Purchasing Power Parity (PPP) adjustments, which account for differences in cost of living, narrow the gap. India’s PPP per capita is higher than nominal figures suggest, reflecting cheaper goods and services domestically. Nonetheless, the World Bank’s classification relies on nominal Atlas GNI, making Sri Lanka’s edge official for now.

Other nuances include:

  • Inequality and Distribution: Averages mask how income is spread. Both countries face urban-rural divides and pockets of poverty.
  • Public Goods and Services: Metrics like education, healthcare access, infrastructure, and social safety nets are crucial. Sri Lanka historically performed well on human development indicators relative to income, though the crisis strained this. India has made strides in areas like digital public infrastructure (e.g., UPI, Aadhaar) but grapples with scale.
  • Future Trajectories: Sri Lanka must sustain reforms to avoid relapse. India’s momentum, if maintained with inclusive policies, could see multiple states — and eventually the national average — cross higher thresholds in the coming decade.

Broader Implications for South Asia and Beyond

This reclassification has fueled debates on economic models. Sri Lanka’s export-oriented elements, tourism reliance, and smaller scale contrast with India’s diversified, domestic-market-driven approach. It also serves as a reminder of the role of sound macroeconomic policies, debt management, and external support — India provided significant aid to Sri Lanka during its crisis, underscoring regional interdependence.

For policymakers, the lesson is clear: Growth strategies must balance aggregate expansion with per capita improvements.

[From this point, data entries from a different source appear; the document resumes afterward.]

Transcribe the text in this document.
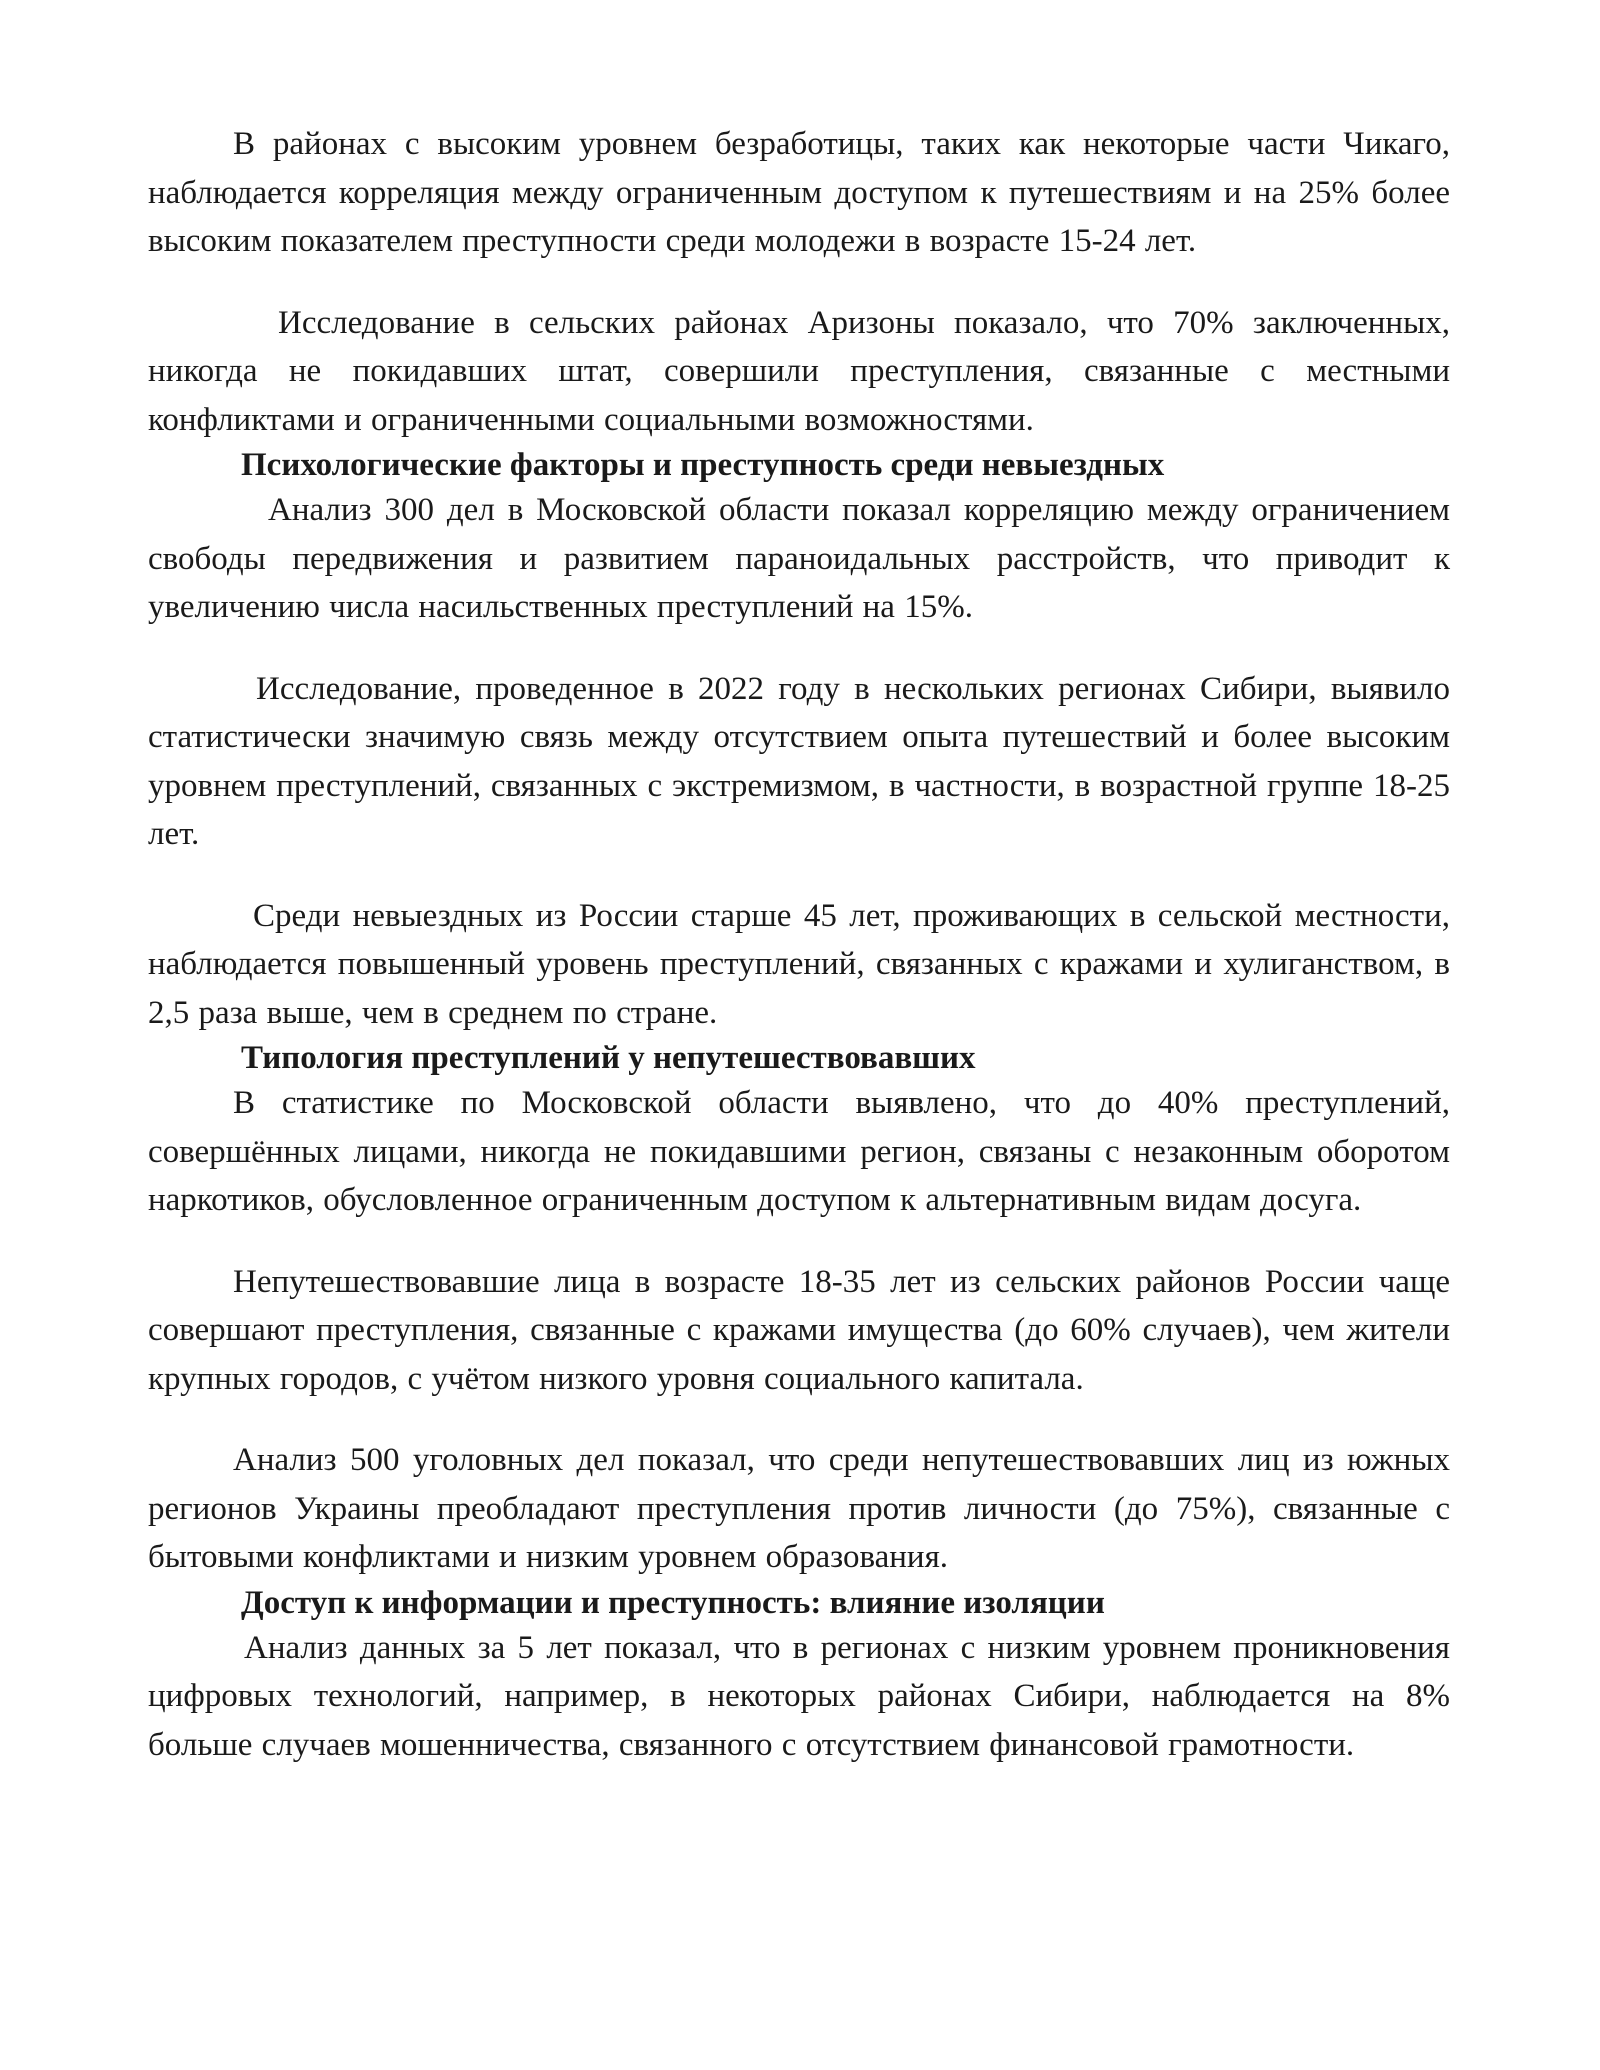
В районах с высоким уровнем безработицы, таких как некоторые части Чикаго, наблюдается корреляция между ограниченным доступом к путешествиям и на 25% более высоким показателем преступности среди молодежи в возрасте 15-24 лет.

Исследование в сельских районах Аризоны показало, что 70% заключенных, никогда не покидавших штат, совершили преступления, связанные с местными конфликтами и ограниченными социальными возможностями.

Психологические факторы и преступность среди невыездных

Анализ 300 дел в Московской области показал корреляцию между ограничением свободы передвижения и развитием параноидальных расстройств, что приводит к увеличению числа насильственных преступлений на 15%.

Исследование, проведенное в 2022 году в нескольких регионах Сибири, выявило статистически значимую связь между отсутствием опыта путешествий и более высоким уровнем преступлений, связанных с экстремизмом, в частности, в возрастной группе 18-25 лет.

Среди невыездных из России старше 45 лет, проживающих в сельской местности, наблюдается повышенный уровень преступлений, связанных с кражами и хулиганством, в 2,5 раза выше, чем в среднем по стране.

Типология преступлений у непутешествовавших

В статистике по Московской области выявлено, что до 40% преступлений, совершённых лицами, никогда не покидавшими регион, связаны с незаконным оборотом наркотиков, обусловленное ограниченным доступом к альтернативным видам досуга.

Непутешествовавшие лица в возрасте 18-35 лет из сельских районов России чаще совершают преступления, связанные с кражами имущества (до 60% случаев), чем жители крупных городов, с учётом низкого уровня социального капитала.

Анализ 500 уголовных дел показал, что среди непутешествовавших лиц из южных регионов Украины преобладают преступления против личности (до 75%), связанные с бытовыми конфликтами и низким уровнем образования.

Доступ к информации и преступность: влияние изоляции

Анализ данных за 5 лет показал, что в регионах с низким уровнем проникновения цифровых технологий, например, в некоторых районах Сибири, наблюдается на 8% больше случаев мошенничества, связанного с отсутствием финансовой грамотности.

For citizens, national labels matter less than real wages, employment opportunities, and quality of life.

Globally, such shifts influence investment flows, trade negotiations, and development partnerships. Upper-middle-income status may mean less access to certain concessional financing for Sri Lanka, pushing it toward market-based borrowing and competitiveness reforms.

Sri Lanka’s upgrade is a positive milestone in its recovery narrative, but sustaining it requires addressing productivity, investment climate, and diversification. India, meanwhile, continues its marathon toward higher income status, leveraging its vast market, young population, and reform agenda.

In essence, while Sri Lankans currently enjoy a higher average income on paper, both nations are navigating complex paths in a volatile global environment. Comparisons like this should inspire rather than divide — highlighting what works in different contexts and the shared goal of inclusive prosperity.

As data evolves, so will these classifications. For now, the World Bank’s verdict is clear on the per capita metric, but the real measure of success lies in tangible improvements for people on the ground. Both India and Sri Lanka have demonstrated resilience; their future trajectories will depend on continued prudent policies and adaptive strategies.